U.S. transportation emissions climbed back to two-thirds of pre-pandemic levels during 2021 — and that modest reduction was almost entirely attributable to decreases in air travel rather than decreases in gasoline consumption, a new study finds.
According to preliminary estimates from the Rhodium Group, transport sector emissions shot up 10 percent between the 2020 and 2021, making it once again the country’s single largest driver of climate change, despite the fact that travel continued to be suppressed by the pandemic for much of the year.
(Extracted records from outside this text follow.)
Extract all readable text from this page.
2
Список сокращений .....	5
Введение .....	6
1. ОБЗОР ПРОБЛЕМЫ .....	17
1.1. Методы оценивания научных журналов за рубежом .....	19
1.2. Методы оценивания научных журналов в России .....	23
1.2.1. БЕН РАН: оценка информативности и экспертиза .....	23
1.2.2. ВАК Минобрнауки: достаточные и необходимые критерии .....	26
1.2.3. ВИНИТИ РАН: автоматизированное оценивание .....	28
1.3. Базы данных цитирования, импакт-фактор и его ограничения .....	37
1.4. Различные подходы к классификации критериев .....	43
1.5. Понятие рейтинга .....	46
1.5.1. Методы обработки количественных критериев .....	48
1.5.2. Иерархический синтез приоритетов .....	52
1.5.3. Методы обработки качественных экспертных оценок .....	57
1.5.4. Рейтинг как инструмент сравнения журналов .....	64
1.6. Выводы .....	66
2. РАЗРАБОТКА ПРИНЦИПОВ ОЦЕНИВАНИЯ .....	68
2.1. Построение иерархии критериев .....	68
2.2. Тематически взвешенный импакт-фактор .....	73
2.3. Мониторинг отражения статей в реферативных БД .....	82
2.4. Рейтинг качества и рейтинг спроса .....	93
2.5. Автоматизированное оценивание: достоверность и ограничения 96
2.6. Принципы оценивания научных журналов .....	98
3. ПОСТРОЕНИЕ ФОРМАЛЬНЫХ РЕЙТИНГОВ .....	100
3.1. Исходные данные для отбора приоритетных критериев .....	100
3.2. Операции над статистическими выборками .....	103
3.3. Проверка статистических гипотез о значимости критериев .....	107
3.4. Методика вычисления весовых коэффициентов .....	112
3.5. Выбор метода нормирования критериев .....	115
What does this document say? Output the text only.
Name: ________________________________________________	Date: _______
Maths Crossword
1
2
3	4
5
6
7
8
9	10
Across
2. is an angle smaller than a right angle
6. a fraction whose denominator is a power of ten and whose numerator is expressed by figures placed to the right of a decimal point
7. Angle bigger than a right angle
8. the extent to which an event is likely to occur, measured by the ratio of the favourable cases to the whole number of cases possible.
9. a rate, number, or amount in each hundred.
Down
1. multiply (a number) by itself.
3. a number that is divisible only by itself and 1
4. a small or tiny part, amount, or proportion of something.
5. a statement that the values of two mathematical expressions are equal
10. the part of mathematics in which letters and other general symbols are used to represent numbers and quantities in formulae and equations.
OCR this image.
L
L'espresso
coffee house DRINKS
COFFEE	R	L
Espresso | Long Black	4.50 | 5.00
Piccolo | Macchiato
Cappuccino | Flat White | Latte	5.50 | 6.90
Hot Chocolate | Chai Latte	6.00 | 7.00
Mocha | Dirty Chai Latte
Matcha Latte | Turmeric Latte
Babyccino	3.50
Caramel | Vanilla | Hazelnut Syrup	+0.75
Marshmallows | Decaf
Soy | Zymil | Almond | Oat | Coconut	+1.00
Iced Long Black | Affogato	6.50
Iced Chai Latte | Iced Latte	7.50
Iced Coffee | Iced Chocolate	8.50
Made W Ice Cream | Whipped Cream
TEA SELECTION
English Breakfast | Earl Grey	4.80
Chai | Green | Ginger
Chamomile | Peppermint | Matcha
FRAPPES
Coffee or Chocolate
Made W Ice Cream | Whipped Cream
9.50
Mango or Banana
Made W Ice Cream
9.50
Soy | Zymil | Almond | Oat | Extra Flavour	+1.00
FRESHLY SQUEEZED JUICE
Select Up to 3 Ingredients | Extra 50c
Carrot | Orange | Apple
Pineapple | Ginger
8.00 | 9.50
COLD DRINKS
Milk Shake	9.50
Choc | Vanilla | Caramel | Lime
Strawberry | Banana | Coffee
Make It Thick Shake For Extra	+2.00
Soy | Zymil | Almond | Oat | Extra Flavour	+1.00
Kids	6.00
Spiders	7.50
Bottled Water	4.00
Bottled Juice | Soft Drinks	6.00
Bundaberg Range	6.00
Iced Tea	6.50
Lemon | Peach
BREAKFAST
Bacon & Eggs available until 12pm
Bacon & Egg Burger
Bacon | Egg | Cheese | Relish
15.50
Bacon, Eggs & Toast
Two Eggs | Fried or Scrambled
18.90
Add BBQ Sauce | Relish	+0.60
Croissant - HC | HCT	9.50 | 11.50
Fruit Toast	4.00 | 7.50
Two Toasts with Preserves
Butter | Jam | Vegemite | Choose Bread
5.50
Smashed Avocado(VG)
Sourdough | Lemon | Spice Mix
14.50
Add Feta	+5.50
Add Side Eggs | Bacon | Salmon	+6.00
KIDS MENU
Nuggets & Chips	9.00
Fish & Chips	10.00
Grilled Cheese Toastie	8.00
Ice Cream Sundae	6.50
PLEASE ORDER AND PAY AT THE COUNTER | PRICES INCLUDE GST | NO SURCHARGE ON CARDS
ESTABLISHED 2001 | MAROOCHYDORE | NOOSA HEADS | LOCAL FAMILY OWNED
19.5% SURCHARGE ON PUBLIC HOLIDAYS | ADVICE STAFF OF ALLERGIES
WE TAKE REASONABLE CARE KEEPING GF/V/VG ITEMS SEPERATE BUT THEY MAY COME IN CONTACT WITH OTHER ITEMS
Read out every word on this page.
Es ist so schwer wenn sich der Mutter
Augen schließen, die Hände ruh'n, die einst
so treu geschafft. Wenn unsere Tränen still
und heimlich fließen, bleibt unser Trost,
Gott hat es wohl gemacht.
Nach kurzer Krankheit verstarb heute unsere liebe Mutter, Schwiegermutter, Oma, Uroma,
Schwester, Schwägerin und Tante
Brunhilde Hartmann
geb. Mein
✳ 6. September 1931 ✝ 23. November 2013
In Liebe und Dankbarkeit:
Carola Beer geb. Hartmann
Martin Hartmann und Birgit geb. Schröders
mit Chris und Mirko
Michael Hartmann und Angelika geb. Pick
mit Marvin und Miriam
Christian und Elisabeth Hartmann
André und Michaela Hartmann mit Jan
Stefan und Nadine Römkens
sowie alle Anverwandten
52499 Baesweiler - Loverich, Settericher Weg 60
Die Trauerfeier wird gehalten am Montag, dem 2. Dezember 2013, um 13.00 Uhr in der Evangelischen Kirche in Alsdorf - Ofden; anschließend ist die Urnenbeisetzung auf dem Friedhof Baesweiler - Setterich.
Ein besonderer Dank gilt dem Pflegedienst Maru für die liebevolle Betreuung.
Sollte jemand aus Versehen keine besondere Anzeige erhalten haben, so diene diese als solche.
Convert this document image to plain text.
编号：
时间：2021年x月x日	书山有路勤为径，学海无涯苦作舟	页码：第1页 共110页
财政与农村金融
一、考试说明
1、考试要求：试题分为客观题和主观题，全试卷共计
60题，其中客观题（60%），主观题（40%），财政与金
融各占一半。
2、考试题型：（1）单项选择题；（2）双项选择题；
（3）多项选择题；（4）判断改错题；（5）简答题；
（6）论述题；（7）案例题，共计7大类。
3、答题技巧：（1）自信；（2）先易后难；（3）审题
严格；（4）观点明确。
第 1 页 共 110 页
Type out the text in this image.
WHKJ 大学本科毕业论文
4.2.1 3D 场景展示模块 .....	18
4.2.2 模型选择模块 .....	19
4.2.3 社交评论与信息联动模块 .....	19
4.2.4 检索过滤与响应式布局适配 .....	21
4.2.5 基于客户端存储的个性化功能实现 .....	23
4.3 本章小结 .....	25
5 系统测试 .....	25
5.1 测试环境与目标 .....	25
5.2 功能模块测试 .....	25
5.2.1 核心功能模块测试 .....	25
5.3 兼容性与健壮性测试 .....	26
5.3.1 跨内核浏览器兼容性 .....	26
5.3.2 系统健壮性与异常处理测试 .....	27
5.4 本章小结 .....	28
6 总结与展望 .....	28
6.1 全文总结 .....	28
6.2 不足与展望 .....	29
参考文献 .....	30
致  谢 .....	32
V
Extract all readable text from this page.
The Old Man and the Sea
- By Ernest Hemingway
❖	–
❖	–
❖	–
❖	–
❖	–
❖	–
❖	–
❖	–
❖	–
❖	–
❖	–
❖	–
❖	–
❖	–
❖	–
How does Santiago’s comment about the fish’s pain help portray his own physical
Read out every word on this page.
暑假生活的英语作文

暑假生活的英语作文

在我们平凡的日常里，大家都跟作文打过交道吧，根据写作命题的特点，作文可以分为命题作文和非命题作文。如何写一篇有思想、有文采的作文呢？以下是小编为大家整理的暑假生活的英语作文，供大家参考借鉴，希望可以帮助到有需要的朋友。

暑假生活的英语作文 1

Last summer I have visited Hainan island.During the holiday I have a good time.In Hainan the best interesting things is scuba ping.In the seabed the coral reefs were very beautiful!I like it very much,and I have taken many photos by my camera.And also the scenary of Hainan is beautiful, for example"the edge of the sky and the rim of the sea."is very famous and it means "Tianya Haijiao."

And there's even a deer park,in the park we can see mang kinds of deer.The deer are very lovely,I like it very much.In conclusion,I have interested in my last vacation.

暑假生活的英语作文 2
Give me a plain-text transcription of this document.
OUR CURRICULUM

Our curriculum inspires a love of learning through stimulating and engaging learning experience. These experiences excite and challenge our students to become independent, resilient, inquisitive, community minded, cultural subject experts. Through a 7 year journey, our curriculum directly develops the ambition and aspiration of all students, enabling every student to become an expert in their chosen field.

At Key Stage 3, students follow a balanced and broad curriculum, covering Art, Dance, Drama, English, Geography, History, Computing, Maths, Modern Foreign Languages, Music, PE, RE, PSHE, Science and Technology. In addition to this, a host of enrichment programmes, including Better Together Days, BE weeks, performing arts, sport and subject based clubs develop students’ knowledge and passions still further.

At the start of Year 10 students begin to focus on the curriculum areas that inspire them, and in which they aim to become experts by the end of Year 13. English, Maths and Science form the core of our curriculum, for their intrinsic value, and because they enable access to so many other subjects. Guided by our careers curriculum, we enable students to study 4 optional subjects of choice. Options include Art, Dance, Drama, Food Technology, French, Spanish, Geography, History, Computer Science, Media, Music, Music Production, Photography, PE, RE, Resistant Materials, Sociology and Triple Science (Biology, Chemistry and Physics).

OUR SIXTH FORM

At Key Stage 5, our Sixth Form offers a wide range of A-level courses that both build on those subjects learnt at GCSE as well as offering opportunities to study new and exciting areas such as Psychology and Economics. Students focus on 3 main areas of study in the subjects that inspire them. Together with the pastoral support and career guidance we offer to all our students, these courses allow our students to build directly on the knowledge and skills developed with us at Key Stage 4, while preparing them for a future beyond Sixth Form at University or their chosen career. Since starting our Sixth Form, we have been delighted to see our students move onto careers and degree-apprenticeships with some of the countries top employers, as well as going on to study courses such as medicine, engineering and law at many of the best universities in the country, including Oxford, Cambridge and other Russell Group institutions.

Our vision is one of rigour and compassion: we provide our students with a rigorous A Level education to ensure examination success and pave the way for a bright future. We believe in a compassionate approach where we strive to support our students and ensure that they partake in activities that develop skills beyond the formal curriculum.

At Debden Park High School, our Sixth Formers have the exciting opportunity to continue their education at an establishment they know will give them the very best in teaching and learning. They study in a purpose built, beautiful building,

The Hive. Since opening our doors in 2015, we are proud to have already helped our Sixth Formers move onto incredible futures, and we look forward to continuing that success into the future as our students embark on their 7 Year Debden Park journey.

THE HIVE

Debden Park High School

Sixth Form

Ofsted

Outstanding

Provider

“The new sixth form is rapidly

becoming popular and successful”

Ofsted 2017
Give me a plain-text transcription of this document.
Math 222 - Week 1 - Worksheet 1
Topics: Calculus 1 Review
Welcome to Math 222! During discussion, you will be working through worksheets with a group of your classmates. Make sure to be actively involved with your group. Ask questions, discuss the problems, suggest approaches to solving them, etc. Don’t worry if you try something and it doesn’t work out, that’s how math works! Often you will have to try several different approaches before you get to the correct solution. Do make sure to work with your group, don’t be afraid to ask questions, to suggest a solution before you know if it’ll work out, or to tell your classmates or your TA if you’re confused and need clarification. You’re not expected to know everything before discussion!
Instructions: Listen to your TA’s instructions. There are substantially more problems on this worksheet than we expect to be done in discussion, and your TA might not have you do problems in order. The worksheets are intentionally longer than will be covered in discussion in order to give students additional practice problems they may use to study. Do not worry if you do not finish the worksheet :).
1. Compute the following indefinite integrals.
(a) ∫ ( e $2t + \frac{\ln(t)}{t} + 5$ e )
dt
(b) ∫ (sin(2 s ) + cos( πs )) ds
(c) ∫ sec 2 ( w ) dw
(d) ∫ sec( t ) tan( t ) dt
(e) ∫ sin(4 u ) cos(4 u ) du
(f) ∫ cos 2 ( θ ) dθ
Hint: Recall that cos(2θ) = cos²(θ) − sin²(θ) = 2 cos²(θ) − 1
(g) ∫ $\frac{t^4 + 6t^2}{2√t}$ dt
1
That puts the sector at roughly two-thirds of pre-quarantine levels, even as emissions levels in other areas of the economy rose far more gradually (see chart below).
The authors of the report note that America has now erased most of the progress it made in 2020 towards achieving the critical targets set out under the Paris Agreement, and leaders will now have to act urgently to recapture those gains.
During 2020, U.S. emissions had fallen to 22.2 percent of 2005 levels, taking a promising step towards the national goal of achieving 50 percent of those levels by 2030. But because of the return of so much economic activity in 2021 total emissions are now only 17.4 percent below 2005 levels.
“Joint accelerated action by Congress, the federal executive branch, and leading states can put the 2030 target within reach,” the report authors wrote. “But all must act quickly in order to put the U.S. on track.”